Easy mode is good. Simple.
People have different levels of skills, and many people haven't been playing games as long as I have, and many have played for longer. To expect all to have the same reflexes or skills is silly. I'd be happy (Play-wise), if they removed all the difficulties below the "Hard" one on FPS games. But if they did that to Total War, I'd be screwed. So acknowledging that some people don't play as well as we do is to acknowledge our own failings, and that we might need it at some point. Most of us would rather not be excluded from a game simply because we're not practiced enough. What if a new genre of game came, that no-one had talent for, that was ridiculously difficut? Would it be simply whining to be disappointed that we could not play because we weren't able to play on that difficulty? Of course not. It's simply silly to design something like that. Excluding deliberately obtuse titles like IWBTG, it's not the core concept, and changing the difficulty doesn't dilute that concept.

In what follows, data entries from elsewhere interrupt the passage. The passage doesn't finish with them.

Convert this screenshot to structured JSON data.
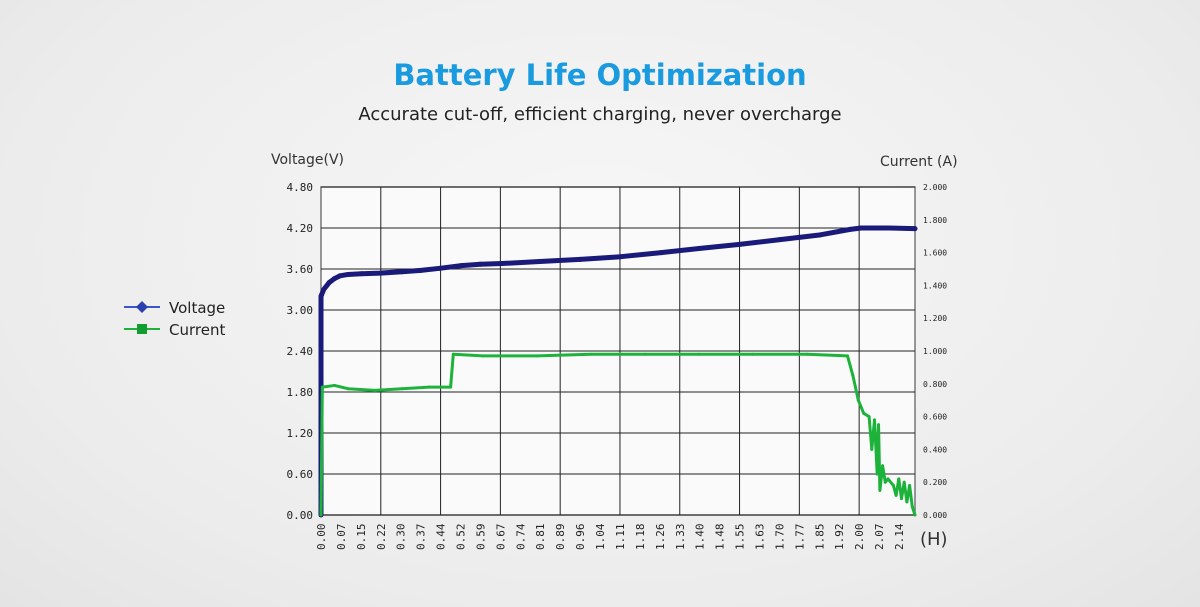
{
  "header": {
    "title": "Battery Life Optimization",
    "subtitle": "Accurate cut-off, efficient charging, never overcharge"
  },
  "chart_data": {
    "type": "line",
    "ylabel": "Voltage(V)",
    "y2label": "Current (A)",
    "xlabel": "(H)",
    "ylim": [
      0,
      4.8
    ],
    "y2lim": [
      0,
      2.0
    ],
    "xlim": [
      0,
      2.2
    ],
    "yticks": [
      "0.00",
      "0.60",
      "1.20",
      "1.80",
      "2.40",
      "3.00",
      "3.60",
      "4.20",
      "4.80"
    ],
    "y2ticks": [
      "0.000",
      "0.200",
      "0.400",
      "0.600",
      "0.800",
      "1.000",
      "1.200",
      "1.400",
      "1.600",
      "1.800",
      "2.000"
    ],
    "xticks": [
      "0.00",
      "0.07",
      "0.15",
      "0.22",
      "0.30",
      "0.37",
      "0.44",
      "0.52",
      "0.59",
      "0.67",
      "0.74",
      "0.81",
      "0.89",
      "0.96",
      "1.04",
      "1.11",
      "1.18",
      "1.26",
      "1.33",
      "1.40",
      "1.48",
      "1.55",
      "1.63",
      "1.70",
      "1.77",
      "1.85",
      "1.92",
      "2.00",
      "2.07",
      "2.14"
    ],
    "grid": true,
    "legend_position": "left",
    "series": [
      {
        "name": "Voltage",
        "axis": "left",
        "color": "#1a1a7a",
        "x": [
          0,
          0,
          0.01,
          0.03,
          0.05,
          0.07,
          0.1,
          0.15,
          0.22,
          0.3,
          0.37,
          0.44,
          0.52,
          0.59,
          0.67,
          0.81,
          0.96,
          1.11,
          1.26,
          1.4,
          1.55,
          1.7,
          1.85,
          1.96,
          2.0,
          2.1,
          2.2
        ],
        "y": [
          0,
          3.2,
          3.3,
          3.4,
          3.46,
          3.5,
          3.52,
          3.53,
          3.54,
          3.56,
          3.58,
          3.61,
          3.65,
          3.67,
          3.68,
          3.71,
          3.74,
          3.78,
          3.84,
          3.9,
          3.96,
          4.03,
          4.1,
          4.18,
          4.2,
          4.2,
          4.19
        ]
      },
      {
        "name": "Current",
        "axis": "right",
        "color": "#1db33b",
        "x": [
          0,
          0.005,
          0.05,
          0.1,
          0.2,
          0.3,
          0.4,
          0.48,
          0.49,
          0.6,
          0.8,
          1.0,
          1.2,
          1.4,
          1.6,
          1.8,
          1.95,
          1.97,
          1.99,
          2.01,
          2.03,
          2.04,
          2.05,
          2.06,
          2.065,
          2.07,
          2.08,
          2.09,
          2.1,
          2.12,
          2.13,
          2.14,
          2.15,
          2.16,
          2.17,
          2.18,
          2.19,
          2.2
        ],
        "y": [
          0,
          0.78,
          0.79,
          0.77,
          0.76,
          0.77,
          0.78,
          0.78,
          0.98,
          0.97,
          0.97,
          0.98,
          0.98,
          0.98,
          0.98,
          0.98,
          0.97,
          0.85,
          0.7,
          0.62,
          0.6,
          0.4,
          0.58,
          0.25,
          0.55,
          0.15,
          0.3,
          0.2,
          0.22,
          0.18,
          0.12,
          0.22,
          0.1,
          0.2,
          0.08,
          0.18,
          0.05,
          0.0
        ]
      }
    ]
  }
}
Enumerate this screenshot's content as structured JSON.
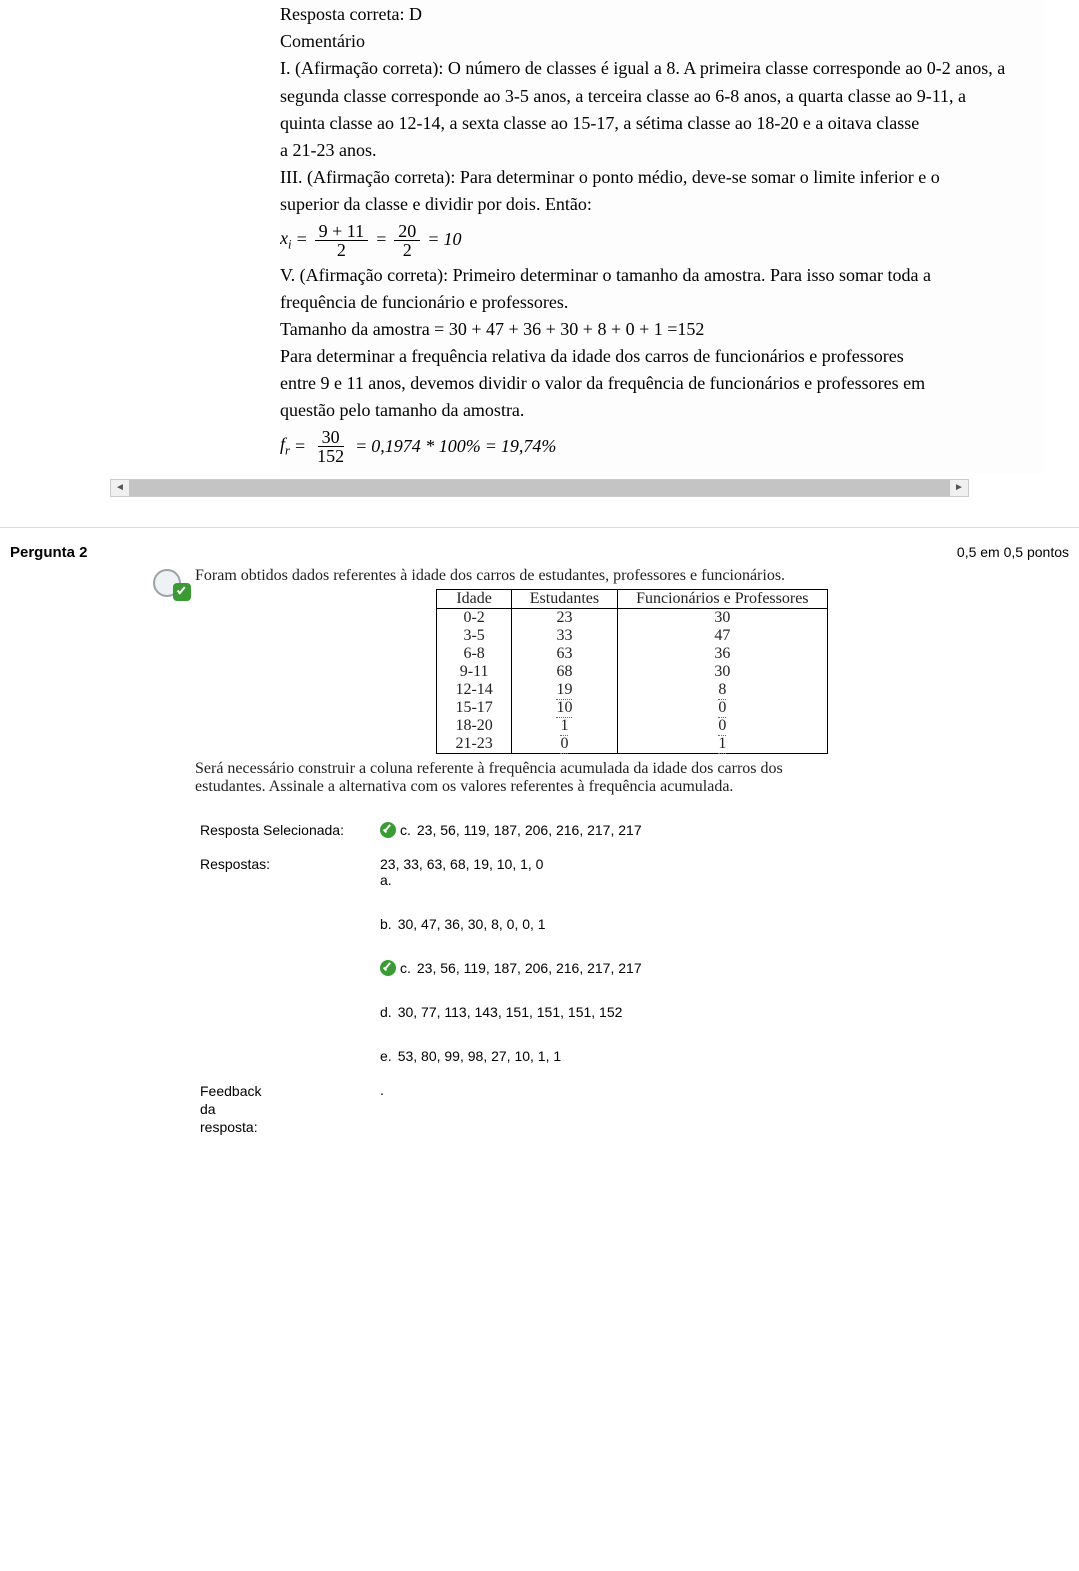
{
  "q1": {
    "answer_line": "Resposta correta: D",
    "comment_heading": "Comentário",
    "p1": "I. (Afirmação correta): O número de classes é igual a 8. A primeira classe corresponde ao 0-2 anos, a",
    "p2": "segunda classe corresponde ao 3-5 anos, a terceira classe ao 6-8 anos, a quarta classe ao 9-11, a",
    "p3": "quinta classe ao 12-14, a sexta classe ao 15-17, a sétima classe ao 18-20 e a oitava classe",
    "p4": "a 21-23 anos.",
    "p5": "III. (Afirmação correta): Para determinar o ponto médio, deve-se somar o limite inferior e o",
    "p6": "superior da classe e dividir por dois. Então:",
    "formula1": {
      "lhs_var": "x",
      "lhs_sub": "i",
      "num1": "9 + 11",
      "den1": "2",
      "num2": "20",
      "den2": "2",
      "result": "10"
    },
    "p7": "V. (Afirmação correta): Primeiro determinar o tamanho da amostra. Para isso somar toda a",
    "p8": "frequência de funcionário e professores.",
    "p9": "Tamanho da amostra = 30 + 47 + 36 + 30 + 8 + 0 + 1 =152",
    "p10": "Para determinar a frequência relativa da idade dos carros de funcionários e professores",
    "p11": "entre 9 e 11 anos, devemos dividir o valor da frequência de funcionários e professores em",
    "p12": "questão pelo tamanho da amostra.",
    "formula2": {
      "lhs_var": "f",
      "lhs_sub": "r",
      "num": "30",
      "den": "152",
      "mid": "0,1974 * 100%",
      "result": "19,74%"
    }
  },
  "q2": {
    "title": "Pergunta 2",
    "score": "0,5 em 0,5 pontos",
    "intro": "Foram obtidos dados referentes à idade dos carros de estudantes, professores e funcionários.",
    "table": {
      "headers": [
        "Idade",
        "Estudantes",
        "Funcionários e Professores"
      ],
      "rows": [
        [
          "0-2",
          "23",
          "30"
        ],
        [
          "3-5",
          "33",
          "47"
        ],
        [
          "6-8",
          "63",
          "36"
        ],
        [
          "9-11",
          "68",
          "30"
        ],
        [
          "12-14",
          "19",
          "8"
        ],
        [
          "15-17",
          "10",
          "0"
        ],
        [
          "18-20",
          "1",
          "0"
        ],
        [
          "21-23",
          "0",
          "1"
        ]
      ],
      "dotted_rows": [
        4,
        5,
        6,
        7
      ]
    },
    "after_table1": "Será necessário construir a coluna referente à frequência acumulada da idade dos carros dos",
    "after_table2": "estudantes. Assinale a alternativa com os valores referentes à frequência acumulada.",
    "selected_label": "Resposta Selecionada:",
    "answers_label": "Respostas:",
    "feedback_label": "Feedback da resposta:",
    "feedback_value": ".",
    "selected": {
      "letter": "c.",
      "text": "23, 56, 119, 187, 206, 216, 217, 217",
      "correct": true
    },
    "options": [
      {
        "letter": "a.",
        "text": "23, 33, 63, 68, 19, 10, 1, 0",
        "correct": false,
        "letter_below": true
      },
      {
        "letter": "b.",
        "text": "30, 47, 36, 30, 8, 0, 0, 1",
        "correct": false
      },
      {
        "letter": "c.",
        "text": "23, 56, 119, 187, 206, 216, 217, 217",
        "correct": true
      },
      {
        "letter": "d.",
        "text": "30, 77, 113, 143, 151, 151, 151, 152",
        "correct": false
      },
      {
        "letter": "e.",
        "text": "53, 80, 99, 98, 27, 10, 1, 1",
        "correct": false
      }
    ]
  }
}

Variable difficulty lets each player choose what's enough to give them constant challenge. I'd never choose a difficulty I couldn't play, because hitting the wall and being unable to experience the content is 1) A waste of money. 2) Shows lazy design. If you can't graduate the difficulty so all can play it with their optimum level of resistance, then you're just bad at doing your job.
It's like at the gym. I might be able to put the Chest Press on 50kg. Some really skinny guy might come over later, and only can do 15kg. Some ridiculously buff guy might come over after him and put it on 80kg. We're all choosing our optimum level of resistance to give us constant effort. None of us is doing it wrong, and if the machine is designed well, everyone gets the same use out of it at different resistance levels.
EDIT:With the trend for content unlocks with progress, and the ability to buy progress with money, in games like Battlefield, Rocksmith, etc, it seems foolish to hitch up to the "Super hard games" bandwagon. Sooner or later, they can start releasing games which are too difficult to unlock the content for, forcing the player to buy into it. Far more insidious that DLC ever was.